Though never a big box-office draw before "The Closer" premiered in 2005, Sedgwick had accumulated many solid credits, including the drama "Loverboy" (co-starring and co-producing with Bacon, who directed), as well as the HBO film "Something the Lord Made" and TNT's "Door to Door." And she's proud of her performances in the films "Mr. and Mrs. Bridge" (1990), "Singles" (1992), "Something to Talk About" (1995) and "The Woodsman" (2004), in which she co-starred with Bacon.
While most of her films have been dramas, the comedic chops she evidenced as quirky Brenda Leigh have inspired her to include some "lighter fare, more fun stuff" among her post-"Closer" endeavors. But currently awaiting release, she has two features: a horror film currently titled "The Dibbuk Box" (a title Sedgwick is sure will be changed to something less obscure) and "Man on a Ledge," an all-star thriller.
Sedgwick is a fourth generation New Yorker who landed her first professional acting role as a teen on the NBC daytime drama "Another World." She met Bacon while they were co-starring in a TV version of Lanford Wilson's play, "Lemon Sky." They wed 10 months later, and a few weeks after that she found she was expecting their first child.

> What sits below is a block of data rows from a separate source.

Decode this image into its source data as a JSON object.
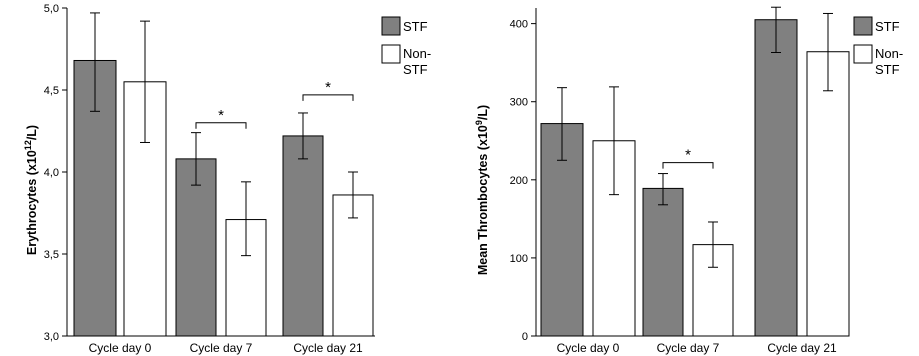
{
  "chart_data": [
    {
      "type": "bar",
      "categories": [
        "Cycle day 0",
        "Cycle day 7",
        "Cycle day 21"
      ],
      "ylabel_main": "Erythrocytes (x10",
      "ylabel_sup": "12",
      "ylabel_tail": "/L)",
      "ylim": [
        3.0,
        5.0
      ],
      "yticks": [
        3.0,
        3.5,
        4.0,
        4.5,
        5.0
      ],
      "ytick_labels": [
        "3,0",
        "3,5",
        "4,0",
        "4,5",
        "5,0"
      ],
      "series": [
        {
          "name": "STF",
          "color": "#808080",
          "values": [
            4.68,
            4.08,
            4.22
          ],
          "err_low": [
            4.37,
            3.92,
            4.08
          ],
          "err_high": [
            4.97,
            4.24,
            4.36
          ]
        },
        {
          "name": "Non-STF",
          "color": "#ffffff",
          "values": [
            4.55,
            3.71,
            3.86
          ],
          "err_low": [
            4.18,
            3.49,
            3.72
          ],
          "err_high": [
            4.92,
            3.94,
            4.0
          ]
        }
      ],
      "significance": [
        {
          "category": 1,
          "label": "*",
          "y": 4.3
        },
        {
          "category": 2,
          "label": "*",
          "y": 4.47
        }
      ],
      "legend": {
        "items": [
          "STF",
          "Non-STF"
        ],
        "nonstf_line1": "Non-",
        "nonstf_line2": "STF",
        "placement": "top-right"
      }
    },
    {
      "type": "bar",
      "categories": [
        "Cycle day 0",
        "Cycle day 7",
        "Cycle day 21"
      ],
      "ylabel_main": "Mean Thrombocytes (x10",
      "ylabel_sup": "9",
      "ylabel_tail": "/L)",
      "ylim": [
        0,
        420
      ],
      "yticks": [
        0,
        100,
        200,
        300,
        400
      ],
      "ytick_labels": [
        "0",
        "100",
        "200",
        "300",
        "400"
      ],
      "series": [
        {
          "name": "STF",
          "color": "#808080",
          "values": [
            272,
            189,
            405
          ],
          "err_low": [
            225,
            168,
            363
          ],
          "err_high": [
            318,
            208,
            421
          ]
        },
        {
          "name": "Non-STF",
          "color": "#ffffff",
          "values": [
            250,
            117,
            364
          ],
          "err_low": [
            181,
            88,
            314
          ],
          "err_high": [
            319,
            146,
            413
          ]
        }
      ],
      "significance": [
        {
          "category": 1,
          "label": "*",
          "y": 222
        }
      ],
      "legend": {
        "items": [
          "STF",
          "Non-STF"
        ],
        "nonstf_line1": "Non-",
        "nonstf_line2": "STF",
        "placement": "top-right"
      }
    }
  ]
}
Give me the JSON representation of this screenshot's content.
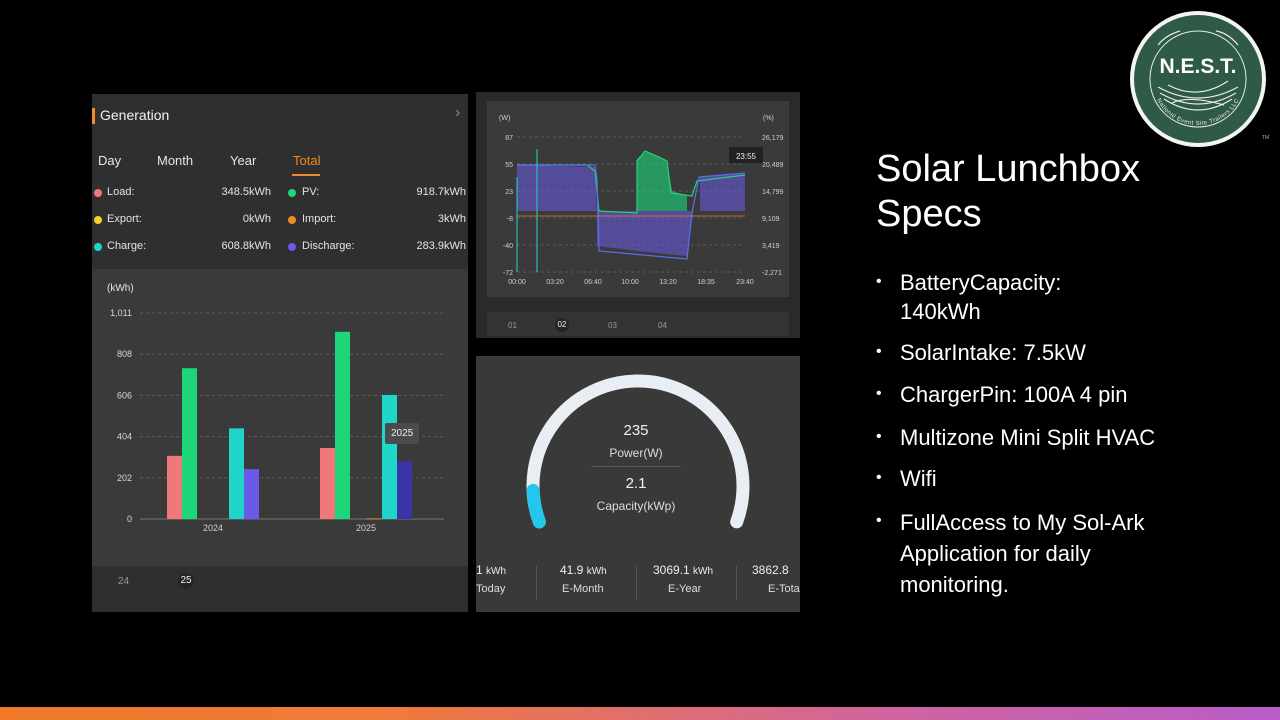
{
  "generation": {
    "title": "Generation",
    "tabs": [
      "Day",
      "Month",
      "Year",
      "Total"
    ],
    "active_tab": "Total",
    "legend": [
      {
        "label": "Load:",
        "value": "348.5kWh",
        "color": "#f07878"
      },
      {
        "label": "PV:",
        "value": "918.7kWh",
        "color": "#1ed67a"
      },
      {
        "label": "Export:",
        "value": "0kWh",
        "color": "#f2d22a"
      },
      {
        "label": "Import:",
        "value": "3kWh",
        "color": "#f08a2a"
      },
      {
        "label": "Charge:",
        "value": "608.8kWh",
        "color": "#20d6c8"
      },
      {
        "label": "Discharge:",
        "value": "283.9kWh",
        "color": "#6a5ae8"
      }
    ],
    "unit": "(kWh)",
    "tooltip": "2025",
    "bottom_years": [
      "24",
      "25"
    ]
  },
  "chart_data": [
    {
      "type": "bar",
      "categories": [
        "2024",
        "2025"
      ],
      "series": [
        {
          "name": "Load",
          "values": [
            310,
            348.5
          ],
          "color": "#f07878"
        },
        {
          "name": "PV",
          "values": [
            740,
            918.7
          ],
          "color": "#1ed67a"
        },
        {
          "name": "Export",
          "values": [
            0,
            0
          ],
          "color": "#f2d22a"
        },
        {
          "name": "Import",
          "values": [
            0,
            3
          ],
          "color": "#f08a2a"
        },
        {
          "name": "Charge",
          "values": [
            445,
            608.8
          ],
          "color": "#20d6c8"
        },
        {
          "name": "Discharge",
          "values": [
            245,
            283.9
          ],
          "color": "#6a5ae8"
        }
      ],
      "ylabel": "(kWh)",
      "yticks": [
        "0",
        "202",
        "404",
        "606",
        "808",
        "1,011"
      ],
      "ylim": [
        0,
        1011
      ]
    },
    {
      "type": "line",
      "left_unit": "(W)",
      "right_unit": "(%)",
      "left_ticks": [
        "87",
        "55",
        "23",
        "-8",
        "-40",
        "-72"
      ],
      "right_ticks": [
        "26,179",
        "20,489",
        "14,799",
        "9,109",
        "3,419",
        "-2,271"
      ],
      "x_ticks": [
        "00:00",
        "03:20",
        "06:40",
        "10:00",
        "13:20",
        "18:35",
        "23:40"
      ],
      "tooltip": "23:55",
      "day_tabs": [
        "01",
        "02",
        "03",
        "04"
      ],
      "active_day": "02"
    }
  ],
  "gauge": {
    "power_value": "235",
    "power_label": "Power(W)",
    "capacity_value": "2.1",
    "capacity_label": "Capacity(kWp)",
    "fill_fraction": 0.08,
    "stats": [
      {
        "value": "1",
        "unit": "kWh",
        "label": "Today"
      },
      {
        "value": "41.9",
        "unit": "kWh",
        "label": "E-Month"
      },
      {
        "value": "3069.1",
        "unit": "kWh",
        "label": "E-Year"
      },
      {
        "value": "3862.8",
        "unit": "",
        "label": "E-Tota"
      }
    ]
  },
  "specs": {
    "title": "Solar Lunchbox Specs",
    "items": [
      "BatteryCapacity: 140kWh",
      "SolarIntake: 7.5kW",
      "ChargerPin: 100A 4 pin",
      "Multizone Mini Split HVAC",
      "Wifi",
      "FullAccess to My Sol-Ark Application for daily monitoring."
    ]
  },
  "logo": {
    "name": "N.E.S.T.",
    "ring_text": "National Event Site Trailers LLC",
    "tm": "TM"
  }
}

She was just 23, as motherhood intruded on her thriving career.
"But I always wanted to marry and have kids," Sedgwick says, "so I think I wanted a healthy balance of work and family life."
That marks a striking difference between her and Brenda, "someone who was married to her work, and put that first, all along," Sedgwick points out.
Jon Tenney plays FBI Special Agent Fritz Howard, Brenda's devoted beau-turned-husband, who rightly feels as if their relationship takes a back seat to her cases.
But maybe that's about to change at least, a little. As the seventh season starts, the LAPD is being reorganized, which could mean the end of Brenda's Major Crimes unit. Meanwhile, Brenda becomes the scapegoat as a lawsuit is filed against the police department. Tough times lie ahead.
"Maybe in the middle of this year," Sedgwick hints, "she will realize that the thing that has always brought her solace and fulfillment her job has become a toxic, unsafe place for her, and so she clings to her husband, cleaves to him in a way that she never has before.
"I think that's a good thing," Sedgwick beams approvingly. "By now, everyone is saying, 'Why are they together?' Including me!"